Winning time
During his playing days on the court, basketball legend Earvin 'Magic' Johnson relished the last two minutes of big playoff games. Usually, those final moments would see Magic single—handedly taking over the ball game with a tough hoop, a sleight of hand pass, or a key rebound. Magic loved the pressure, the competition, and — most of the time — the end result. He called it winning time.
We find ourselves in the waning moments of the 2004 presidential campaign, and winning time begins tonight with the first debate between President George W. Bush and Sen. John Kerry. Fittingly, the subject of the evening will be foreign policy since national security is, no matter what the Bush—as—Herbert Hoover Democratic Party wants you to believe, the most vital issue of the day and the most important duty of the presidency.
Once again the President is fortunate in his competition, for he is not facing the political equivalent of the Bird's Boston Celtics or Jordan's Chicago Bulls. Kerry is more like an expansion team that somehow lucked into the playoffs thanks to a severely diluted talent pool in the league — think Dennis Kucinich running the point for the Clippers with Howard Dean as general manager, Wesley Clark as coach, and John Edwards as ball boy. Despite Kerry throwing up brick after brick and committing a slew of turnovers this summer, his team has its share of devoted fanatics and, as history tells us in politics and sports, anything can happen.
President Bush certainly does not need any advice from the blogosphere, but it is expected that he use this opportunity Thursday night to effectively signal the end the series and raise another championship banner. As he has shown throughout, Kerry will be ruthless in his accusations, reckless with the truth, and aggressive in his last—ditch effort to save his faltering campaign. As James Fallows points out in his insightful article regarding the debating styles of the candidates, Kerry was successful in past debates when he was prosecutorial in tone and tenor, trying to put his opponent on the defensive. Sadly for Kerry, it is he who will have to spend the evening back on his heels, trying to defend the indefensible, otherwise known as his public career.
When Kerry parrots his neighbor Ted Kennedy in claiming that President Bush has turned America's allies against us, the President must respond indignantly to this by calling it the outrageous, insulting lie it is. Charles Krauthammer pointed out that Australia, to name one nation, has consistently been with us in the conflicts of the past 100 years, more so than Great Britain, France, and, of course, Germany. One hopes the President asks Kerry why he spends so much time denigrating our true friends, calling them the 'coalition of the coerced and the bribed,' to please people in France and Germany, who wish us ill. And why his sister has been telling Australians that their support for us will eran them terror attacks.

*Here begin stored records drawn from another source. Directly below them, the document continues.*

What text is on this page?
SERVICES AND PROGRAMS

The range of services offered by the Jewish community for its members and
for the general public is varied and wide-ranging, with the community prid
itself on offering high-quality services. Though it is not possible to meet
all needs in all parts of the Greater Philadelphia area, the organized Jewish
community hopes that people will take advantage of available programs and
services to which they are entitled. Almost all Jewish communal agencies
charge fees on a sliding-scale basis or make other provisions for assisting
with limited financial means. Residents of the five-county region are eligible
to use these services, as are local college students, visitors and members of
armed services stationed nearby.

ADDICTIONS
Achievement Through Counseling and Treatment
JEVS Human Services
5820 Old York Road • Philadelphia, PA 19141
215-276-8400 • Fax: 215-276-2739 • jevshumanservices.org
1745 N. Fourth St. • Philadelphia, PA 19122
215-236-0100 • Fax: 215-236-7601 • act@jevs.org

When Kerry trots out his Nixonian promise of a plan to solve the problems in Iraq, the President must state clearly and completely what the Administration is doing and ask Kerry how his plan differs. When Kerry plays the 'Mission Accomplished' card, the President must clear up that misconception, and quote from his address to Congress on September 20, 2001:
'Americans should expect one battle, but a lengthy campaign, unlike any other we have ever seen. We will starve terrorists of funding, turn them one against the other, drive them from place to place, until there is no refuge or rest. And we will pursue nations that provide aid or safe haven to terrorism...From this day forward, any nation that continues to harbor or support terrorism will be regarded by the United States as a hostile regime.'
The President must emphasize Kerry's shameful behavior last week following the appearance of interim Iraq Prime Minister Allawi in Congress, a body of which Kerry is purportedly a member. The President must make Kerry answer the question of whether he wants Allawi to succeed, and whether saying things such as Allawi lives in 'fantasyland' will help relations with our newest ally. One wonders who lives in fantasyland: a billionaire with five mansions and a private jet, or somone living in the Green Zone. Kerry must be asked if calling leaders of other nations crazy is how he intends to win friends abroad.
Kerry will undoubtedly rip a page from the Moore/Shrum/Kennedy/Carter playbook and claim that the effort in Iraq is a diversionary tactic and hinders the destruction of al Qaeda. As the President has been saying in speeches all over the land this summer, he must once again — and forcefully — count off the leadership of al Qaeda that have been captured and killed while the battle in Iraq was being fought simultaneously. It would be nice if the President would ask Kerry why he thinks the United States armed forces are incapable of doing more than one thing at a time.
This is no time to be nice and not worry about the media spinning themselves to death about not being 'presidential' (not that the President does worry about such things). Kerry has given the President enough material with which to beat him over the head for ten debates. But this is the debate most people will watch, and the debate that will, for all intents and purposes, decide the election. This is the time to forcefully make Kerry answer for his decades of deceit, pacifism and shallowness. Kerry is no friend of Bush, and no friend of America, and he needs to sustain an evening's worth of verbal roundhouses. If only Patton were around to administer the physical...
The President has seldom failed to come through in the clutch. He made Al Gore look like the fool that he is in 2000, delivered an eloquent inaugural address the following January, and comforted a nation in the aftermath of the Islamafascist attacks of September 11. President Bush spelled out the case for the war on terrorism in his subsequent State of the Union addresses, and his 2002 speech to the United Nations. He voiced a stirring, strident defense of his administration at the Republican National Convention this past August. Now, in the final minutes of the 2004 campaign, yet another challenge awaits the President. Thursday night is winning time.